Curated for the Inquisitive Mind

Arts Entertainments

Beyoncé’s ‘Renaissance’ wears the crown at the box office

No one can break Beyoncé’s soul or defeat her at the box office.

“Renaissance: A Film by Beyoncé” — released through a direct distribution deal with AMC Theatres — nabbed the box-office title this weekend by bringing in $21 million domestically.

The “Cuff It” singer’s movie performed well within initial box-office projections of $20-25 million.

The concert film placed well ahead of second-place finisher “The Hunger Games: The Ballad of Songbirds & Snakes,” which hauled $14.5 million in its third weekend. The film has now brought in $121.2 million in the North American box office.

“Renaissance” opened to the fifth-best domestic debut weekend for a concert movie, finishing behind “Taylor Swift: The Eras Tour,” which opened to $92.8 million; “Miley Cyrus’ “Best of Both Worlds,” $31 million; “Justin Bieber: Never Say Never,” $29.5 million; and Michael Jackson’s “This Is It,” $23.2 million.

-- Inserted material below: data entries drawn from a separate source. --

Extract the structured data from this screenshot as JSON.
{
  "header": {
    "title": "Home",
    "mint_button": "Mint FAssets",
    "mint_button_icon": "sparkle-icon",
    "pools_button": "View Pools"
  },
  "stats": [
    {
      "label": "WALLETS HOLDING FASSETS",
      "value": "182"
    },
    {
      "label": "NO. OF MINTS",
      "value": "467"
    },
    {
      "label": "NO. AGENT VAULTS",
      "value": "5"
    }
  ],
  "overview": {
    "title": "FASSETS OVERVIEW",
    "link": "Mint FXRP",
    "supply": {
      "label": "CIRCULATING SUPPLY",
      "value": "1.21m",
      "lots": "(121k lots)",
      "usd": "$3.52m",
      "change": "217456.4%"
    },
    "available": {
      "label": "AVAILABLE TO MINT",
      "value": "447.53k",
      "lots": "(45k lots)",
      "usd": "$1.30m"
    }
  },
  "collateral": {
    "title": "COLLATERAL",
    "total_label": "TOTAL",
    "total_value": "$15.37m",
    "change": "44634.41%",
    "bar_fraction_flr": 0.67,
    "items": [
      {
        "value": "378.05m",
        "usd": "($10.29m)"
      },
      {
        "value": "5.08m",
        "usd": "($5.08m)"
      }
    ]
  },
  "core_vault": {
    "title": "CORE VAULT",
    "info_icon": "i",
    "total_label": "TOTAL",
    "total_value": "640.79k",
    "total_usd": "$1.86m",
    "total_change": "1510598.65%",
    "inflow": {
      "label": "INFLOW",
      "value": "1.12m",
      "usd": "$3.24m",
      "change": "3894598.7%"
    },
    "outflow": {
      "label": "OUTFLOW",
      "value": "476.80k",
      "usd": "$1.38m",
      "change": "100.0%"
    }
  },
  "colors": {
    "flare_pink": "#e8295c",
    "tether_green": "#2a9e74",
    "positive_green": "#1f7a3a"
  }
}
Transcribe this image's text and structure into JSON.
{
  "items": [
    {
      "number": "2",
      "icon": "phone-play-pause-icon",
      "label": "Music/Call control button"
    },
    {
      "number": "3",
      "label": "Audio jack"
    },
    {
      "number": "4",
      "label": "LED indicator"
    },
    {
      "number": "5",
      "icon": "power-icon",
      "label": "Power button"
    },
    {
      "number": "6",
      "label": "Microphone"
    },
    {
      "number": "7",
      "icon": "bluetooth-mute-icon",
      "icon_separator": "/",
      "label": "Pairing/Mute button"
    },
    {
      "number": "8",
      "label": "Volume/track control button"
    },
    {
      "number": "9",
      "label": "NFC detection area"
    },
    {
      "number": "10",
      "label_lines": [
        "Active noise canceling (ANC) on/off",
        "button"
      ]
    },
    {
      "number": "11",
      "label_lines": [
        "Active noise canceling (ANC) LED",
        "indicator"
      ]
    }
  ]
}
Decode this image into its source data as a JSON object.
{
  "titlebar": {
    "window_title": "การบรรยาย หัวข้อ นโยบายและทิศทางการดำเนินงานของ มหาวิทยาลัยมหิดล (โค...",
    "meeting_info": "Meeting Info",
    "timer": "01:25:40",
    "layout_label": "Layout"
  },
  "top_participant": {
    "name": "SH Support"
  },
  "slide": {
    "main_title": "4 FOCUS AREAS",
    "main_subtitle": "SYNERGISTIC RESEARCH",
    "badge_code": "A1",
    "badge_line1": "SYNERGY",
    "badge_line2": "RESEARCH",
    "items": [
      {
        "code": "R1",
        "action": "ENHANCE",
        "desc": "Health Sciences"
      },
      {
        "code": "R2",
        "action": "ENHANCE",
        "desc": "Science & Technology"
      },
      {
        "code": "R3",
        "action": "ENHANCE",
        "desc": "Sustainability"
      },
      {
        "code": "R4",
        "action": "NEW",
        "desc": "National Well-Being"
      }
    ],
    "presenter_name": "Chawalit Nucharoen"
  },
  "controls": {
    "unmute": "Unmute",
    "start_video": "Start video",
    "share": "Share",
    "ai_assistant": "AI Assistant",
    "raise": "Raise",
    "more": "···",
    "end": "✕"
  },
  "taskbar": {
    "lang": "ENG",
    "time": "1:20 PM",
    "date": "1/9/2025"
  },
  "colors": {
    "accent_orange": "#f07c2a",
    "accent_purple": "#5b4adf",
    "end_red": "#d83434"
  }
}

Rounding out the top five at the domestic box office were Toho International’s “Godzilla Minus One,” which stomped its way to $11 million in its opening weekend; Universal Pictures’ “Trolls Band Together,” which scored $7.6 million in its third weekend for a North American cumulative of $74.8 million; and Disney’s “Wish,” which summoned $7.4 million in its sophomore outing for a North American total of $42 million.

Written, directed and produced by the inimitable Beyoncé, “Renaissance” is a filmed compilation of the “Alien Superstar” artist’s latest international concert tour. The film captures segments of performances from the last year, including her three-night run at Inglewood’s SoFi Stadium. The movie also gives viewers a sneak peek of all the backstage work that goes into planning a concert experience on such an impressive scale.

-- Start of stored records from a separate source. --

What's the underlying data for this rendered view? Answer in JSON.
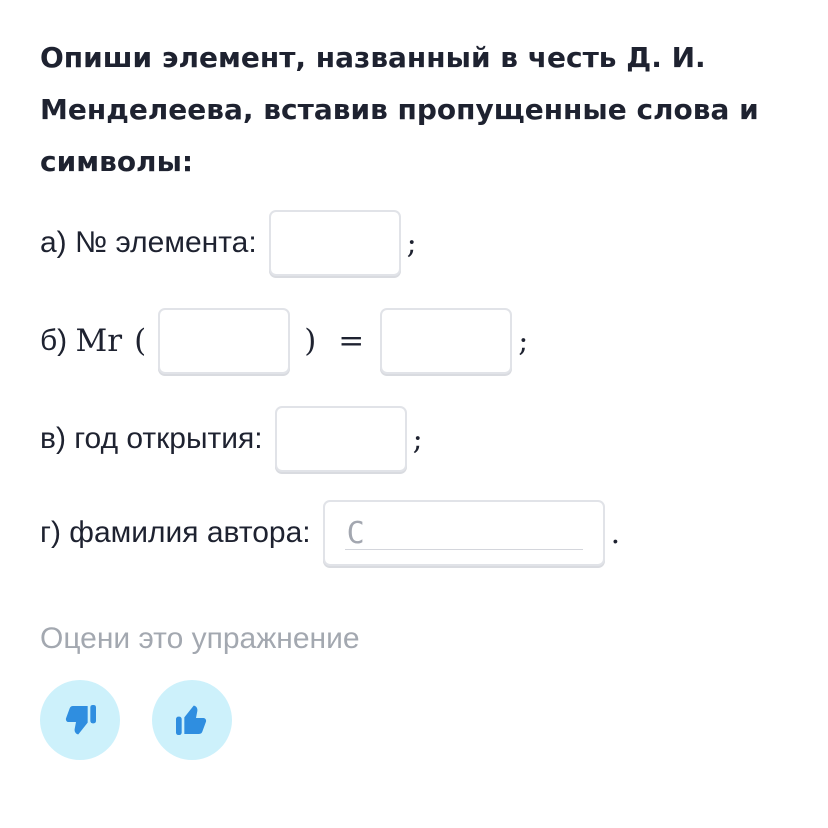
{
  "question": {
    "line1": "Опиши элемент, названный в честь Д. И.",
    "line2": "Менделеева, вставив пропущенные слова и",
    "line3": "символы:"
  },
  "items": {
    "a": {
      "label": "а) ",
      "main": "№ элемента:",
      "end": ";"
    },
    "b": {
      "label": "б) ",
      "mr": "Mr",
      "open": "(",
      "close": ")",
      "equals": "=",
      "end": ";"
    },
    "c": {
      "label": "в) год открытия:",
      "end": ";"
    },
    "d": {
      "label": "г) фамилия автора:",
      "typed": "С",
      "end": "."
    }
  },
  "rating": {
    "label": "Оцени это упражнение",
    "dislike_icon": "thumbs-down-icon",
    "like_icon": "thumbs-up-icon"
  },
  "colors": {
    "title": "#1e2230",
    "muted": "#a3a8b0",
    "rate_bg": "#cdf1fb",
    "rate_icon": "#2f8ee0",
    "input_border": "#e1e3e8"
  }
}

The film scored a flawless 100% critics score and a 100% audience score on the review aggregation site Rotten Tomatoes. It garnered an equally unblemished A-plus grade from audiences polled by CinemaScore.

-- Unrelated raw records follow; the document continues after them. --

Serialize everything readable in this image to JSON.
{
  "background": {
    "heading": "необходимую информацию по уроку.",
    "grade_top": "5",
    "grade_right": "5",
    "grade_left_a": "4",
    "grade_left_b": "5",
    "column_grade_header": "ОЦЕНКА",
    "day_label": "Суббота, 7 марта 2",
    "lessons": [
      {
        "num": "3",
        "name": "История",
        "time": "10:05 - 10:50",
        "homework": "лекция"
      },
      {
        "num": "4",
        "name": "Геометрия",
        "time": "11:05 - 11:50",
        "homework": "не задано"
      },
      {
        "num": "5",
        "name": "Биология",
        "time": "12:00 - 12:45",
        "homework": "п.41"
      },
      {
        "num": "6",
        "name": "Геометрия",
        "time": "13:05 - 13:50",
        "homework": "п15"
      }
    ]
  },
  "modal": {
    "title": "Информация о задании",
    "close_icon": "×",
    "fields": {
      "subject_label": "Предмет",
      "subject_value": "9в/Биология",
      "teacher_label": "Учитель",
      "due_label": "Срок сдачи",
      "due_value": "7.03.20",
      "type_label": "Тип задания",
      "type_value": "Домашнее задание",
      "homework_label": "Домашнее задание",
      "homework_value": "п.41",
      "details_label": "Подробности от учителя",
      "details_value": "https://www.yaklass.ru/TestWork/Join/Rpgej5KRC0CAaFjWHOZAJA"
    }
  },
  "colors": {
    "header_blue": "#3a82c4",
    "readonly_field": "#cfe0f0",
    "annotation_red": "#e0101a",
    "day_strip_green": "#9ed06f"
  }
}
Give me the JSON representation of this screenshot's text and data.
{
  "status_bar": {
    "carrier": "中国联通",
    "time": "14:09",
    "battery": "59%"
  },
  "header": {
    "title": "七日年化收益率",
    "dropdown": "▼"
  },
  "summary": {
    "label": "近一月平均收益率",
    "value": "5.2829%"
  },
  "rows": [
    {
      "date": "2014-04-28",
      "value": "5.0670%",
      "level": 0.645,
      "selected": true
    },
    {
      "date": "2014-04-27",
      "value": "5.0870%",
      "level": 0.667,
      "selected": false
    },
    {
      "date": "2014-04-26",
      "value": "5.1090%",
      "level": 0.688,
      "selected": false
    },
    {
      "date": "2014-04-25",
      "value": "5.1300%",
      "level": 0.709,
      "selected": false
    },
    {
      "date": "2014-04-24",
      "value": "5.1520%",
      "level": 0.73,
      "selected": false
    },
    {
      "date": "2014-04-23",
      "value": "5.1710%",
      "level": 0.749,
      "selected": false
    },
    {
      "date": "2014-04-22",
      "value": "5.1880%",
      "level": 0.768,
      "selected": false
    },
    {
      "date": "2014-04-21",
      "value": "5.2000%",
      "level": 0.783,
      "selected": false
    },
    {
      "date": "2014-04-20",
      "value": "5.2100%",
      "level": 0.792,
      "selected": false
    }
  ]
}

“[T]he nearly three-hour-long ‘Renaissance’ wants to take the viewer behind the scenes to reveal the hard work that’s made Beyoncé unquestionably the greatest live performer of her generation. It’s a celebration of talent, yes, but also of the commitment, the sacrifice, the sheer tenacity required to pull off the illusion of effortlessness,” writes Times pop music critic Mikael Wood.

“‘Renaissance’ keeps coming back to Beyoncé — to her voice, to her body, to her mind,” Wood continues. “As the movie’s star, she occupies every inch of the spotlight she’s labored for decades to fill. As its director, she knows she has something no other filmmaker’s got.”

Releasing next weekend is the Kino Lorber French crime thriller “La Syndicaliste,” which stars Oscar nominee Isabelle Huppert. Next weekend, “The Boy and the Heron,” Hayao Miyazaki’s first film in a decade, distributed in the U.S. by GKids, expands beyond New York and Los Angeles, where the film opened on Nov. 22 to rave reviews.